Similarly, it is reasonable to protect the genuinely confidential information your ex-employee has obtained during employment with you. This information must be genuinely confidential because, if it is in the public domain, the clause will be ineffective.

It is usual to put a timescale on the effect of the covenant, and the length of that timescale has to be reasonable. For example, to restrict someone from working, say, in a hairdressers for a period of 12 months would normally be unreasonable, whereas 12 months might not be unreasonable if the type of business you operate is fairly exclusive and your competitors are few and far between.

Restrictive covenants/post termination restrictions are usually in force for a period of between three and six months, or even up to 12 months depending on the sector/ industry which has been regularly held by the courts to be reasonable.

Template 2.1 – Statement of terms and conditions of employment (contract of employment)

Final pay/records

Salary and pay records

Once your employee leaves your employment, you need to ensure that he or she receives all monies owed to him or her, including any outstanding expenses incurred just prior to his or her departure.

You need to retain records of pay for three years by law from the end of the tax year they relate to.

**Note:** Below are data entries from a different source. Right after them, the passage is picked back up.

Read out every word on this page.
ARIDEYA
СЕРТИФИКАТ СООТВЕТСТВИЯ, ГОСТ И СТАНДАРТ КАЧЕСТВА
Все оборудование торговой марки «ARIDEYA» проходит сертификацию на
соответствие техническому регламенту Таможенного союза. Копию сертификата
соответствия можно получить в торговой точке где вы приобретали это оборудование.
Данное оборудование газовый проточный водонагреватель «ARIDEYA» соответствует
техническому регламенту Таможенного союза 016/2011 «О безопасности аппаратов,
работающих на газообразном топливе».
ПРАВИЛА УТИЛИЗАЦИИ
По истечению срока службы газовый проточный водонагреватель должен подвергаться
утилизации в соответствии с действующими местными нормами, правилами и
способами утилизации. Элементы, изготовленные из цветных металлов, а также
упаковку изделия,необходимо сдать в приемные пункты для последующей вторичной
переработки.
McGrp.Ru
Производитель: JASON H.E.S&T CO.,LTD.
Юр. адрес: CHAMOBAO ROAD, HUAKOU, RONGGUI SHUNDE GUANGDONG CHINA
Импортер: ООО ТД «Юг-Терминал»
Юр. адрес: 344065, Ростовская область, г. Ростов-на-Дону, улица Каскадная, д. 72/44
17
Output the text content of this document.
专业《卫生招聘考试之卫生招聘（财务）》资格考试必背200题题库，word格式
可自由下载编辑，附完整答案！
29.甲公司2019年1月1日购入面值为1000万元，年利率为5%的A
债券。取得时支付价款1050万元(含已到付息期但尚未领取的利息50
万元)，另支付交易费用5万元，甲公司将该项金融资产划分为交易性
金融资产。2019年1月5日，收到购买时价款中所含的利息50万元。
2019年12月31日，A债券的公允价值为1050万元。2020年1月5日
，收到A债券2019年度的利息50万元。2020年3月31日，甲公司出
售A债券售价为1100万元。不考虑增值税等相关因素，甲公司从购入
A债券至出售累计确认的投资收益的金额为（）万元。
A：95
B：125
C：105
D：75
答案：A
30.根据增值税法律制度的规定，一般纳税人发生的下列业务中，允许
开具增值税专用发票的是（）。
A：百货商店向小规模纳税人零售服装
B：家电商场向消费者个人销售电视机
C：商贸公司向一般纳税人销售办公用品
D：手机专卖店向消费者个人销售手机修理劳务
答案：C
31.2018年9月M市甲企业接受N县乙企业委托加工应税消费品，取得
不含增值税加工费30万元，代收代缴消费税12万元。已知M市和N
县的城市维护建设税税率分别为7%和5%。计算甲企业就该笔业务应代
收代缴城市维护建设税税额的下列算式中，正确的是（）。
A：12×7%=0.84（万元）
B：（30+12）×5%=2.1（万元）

These may be required at a later date by HMRC or the Department of Work and Pensions (DWP).

Personnel records

Under the General Data Protection Regulation (GDPR) 2018, personal information should not be retained ‘for longer than is necessary’.

Upon your employee’s departure, you should review the information in his or her personnel record, retaining only that which is relevant. Documentation must be securely disposed of, for example by shredding.

Note: An ex-employee can make a claim for redundancy pay after the dismissal in some circumstances. Similarly, injuries or medical conditions arising from employment with you may not become evident until later in an ex-employee’s life, meaning that insurance claims for these can sometimes be received many years later.

Garden leave

‘Garden leave’ is the term given to a situation whereby an employee is required to serve out a period of notice at home. During this period, the employee continues to receive all salary and benefits, but is prohibited from commencing employment with a new employer until the period of garden leave has expired.

It is a practice that employers often adopt with employees who have a certain status whereby they have access to confidential information or customers, and where they are leaving to join a competitor. During the period of garden leave, the employee’s access to such information or customers is either restricted or denied.

Note: You cannot enforce a period of garden leave if you do not explicitly state this as your policy in your contract of employment.